547 So. 2d 1247 | Fla. Dist. Ct. App. | 1989

547 So. 2d 1247 (1989)

Nancy Marshall DRISCOLL, Appellant,
v.
James Henry DRISCOLL, Appellee.

No. 88-1035.

District Court of Appeal of Florida, Fourth District.

August 9, 1989.
Rehearing Denied September 19, 1989.

*1248 William D. Anderson, Jr., of William D. Anderson, Jr., P.A., Stuart, for appellant.

Jeffrey F. Thomas of Swann, Haddock, Kohl, Bobko & McKey, Stuart, for appellee.

LETTS, Judge.

At the conclusion of a dissolution proceeding, the trial court did not award any permanent periodic alimony. We reverse.

This is not an equitable distribution case for, indeed, there is little to distribute. Moreover, we are dealing with a marriage of only 5 years duration, no children, and each spouse having been married before. The wife is fifty-seven years old and upon entering into this union she gave up alimony payments due her from a previous marriage.

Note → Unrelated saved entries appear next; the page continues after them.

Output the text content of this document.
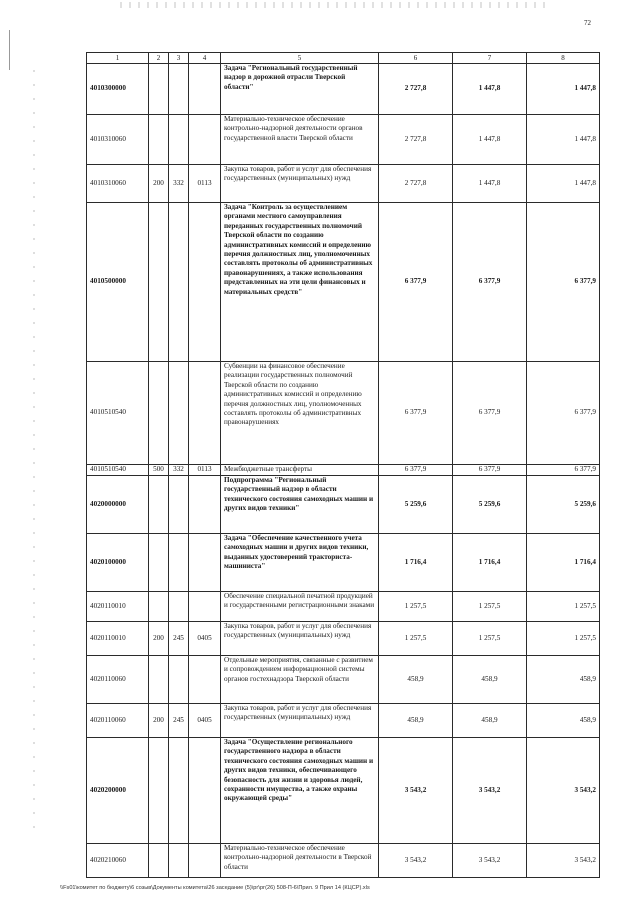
72
1	2	3	4	5	6	7	8
4010300000				Задача "Региональный государственный надзор в дорожной отрасли Тверской области"	2 727,8	1 447,8	1 447,8
4010310060				Материально-техническое обеспечение контрольно-надзорной деятельности органов государственной власти Тверской области	2 727,8	1 447,8	1 447,8
4010310060	200	332	0113	Закупка товаров, работ и услуг для обеспечения государственных (муниципальных) нужд	2 727,8	1 447,8	1 447,8
4010500000				Задача "Контроль за осуществлением органами местного самоуправления переданных государственных полномочий Тверской области по созданию административных комиссий и определению перечня должностных лиц, уполномоченных составлять протоколы об административных правонарушениях, а также использования представленных на эти цели финансовых и материальных средств"	6 377,9	6 377,9	6 377,9
4010510540				Субвенции на финансовое обеспечение реализации государственных полномочий Тверской области по созданию административных комиссий и определению перечня должностных лиц, уполномоченных составлять протоколы об административных правонарушениях	6 377,9	6 377,9	6 377,9
4010510540	500	332	0113	Межбюджетные трансферты	6 377,9	6 377,9	6 377,9
4020000000				Подпрограмма "Региональный государственный надзор в области технического состояния самоходных машин и других видов техники"	5 259,6	5 259,6	5 259,6
4020100000				Задача "Обеспечение качественного учета самоходных машин и других видов техники, выданных удостоверений тракториста-машиниста"	1 716,4	1 716,4	1 716,4
4020110010				Обеспечение специальной печатной продукцией и государственными регистрационными знаками	1 257,5	1 257,5	1 257,5
4020110010	200	245	0405	Закупка товаров, работ и услуг для обеспечения государственных (муниципальных) нужд	1 257,5	1 257,5	1 257,5
4020110060				Отдельные мероприятия, связанные с развитием и сопровождением информационной системы органов гостехнадзора Тверской области	458,9	458,9	458,9
4020110060	200	245	0405	Закупка товаров, работ и услуг для обеспечения государственных (муниципальных) нужд	458,9	458,9	458,9
4020200000				Задача "Осуществление регионального государственного надзора в области технического состояния самоходных машин и других видов техники, обеспечивающего безопасность для жизни и здоровья людей, сохранности имущества, а также охраны окружающей среды"	3 543,2	3 543,2	3 543,2
4020210060				Материально-техническое обеспечение контрольно-надзорной деятельности в Тверской области	3 543,2	3 543,2	3 543,2
\\Fs01\комитет по бюджету\6 созыв\Документы комитета\26 заседание (5)\рг\рг(26) 508-П-6\Прил. 9 Прил 14 (КЦСР).xls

The dissolution now before us, has left the wife in a pathetic financial state. She has returned to work at the minimum wage and nets only $154 per week or some $8,000 per annum. The husband is in somewhat better shape, paying himself $450 per week "draw-down" out of his solely owned business which does, in addition, pay for some of his expenses.

The husband argues that this is not a long-term marriage and we do not disagree with that. However, there is no case that prohibits the award of permanent periodic alimony upon dissolution of a five year marriage and we certainly believe it is appropriate under the totality of the circumstances here. Under the terms of the final judgment, the husband was ordered to make twelve $250 payments, one each month. We hold that these monthly payments shall continue as permanent periodic alimony, payable $250 per month, commencing August 15th, 1989.[1]

In all other respects, the final judgment is affirmed.

AFFIRMED IN PART; REVERSED IN PART.

WALDEN, J., concurs.

GUNTHER, J., dissents with opinion.

GUNTHER, Judge, dissenting:

Although I agree that an award of permanent periodic alimony is proper in this case, I respectfully dissent from that portion of the majority opinion which specifies the exact amount of the award. In my view, the case should be reversed on the issue of permanent periodic alimony and remanded to the trial court to set the amount of the award. See Douglas v. Douglas, 361 So. 2d 212 (Fla. 2d DCA 1978); and Hubble v. Hubble, 214 So. 2d 896 (Fla. 1st DCA 1968). In all other respects I agree with the majority and would affirm.

NOTES

[1] We assume the twelve monthly payments beginning March 1, 1988, and set forth in paragraph three of the final judgment, have by now been paid.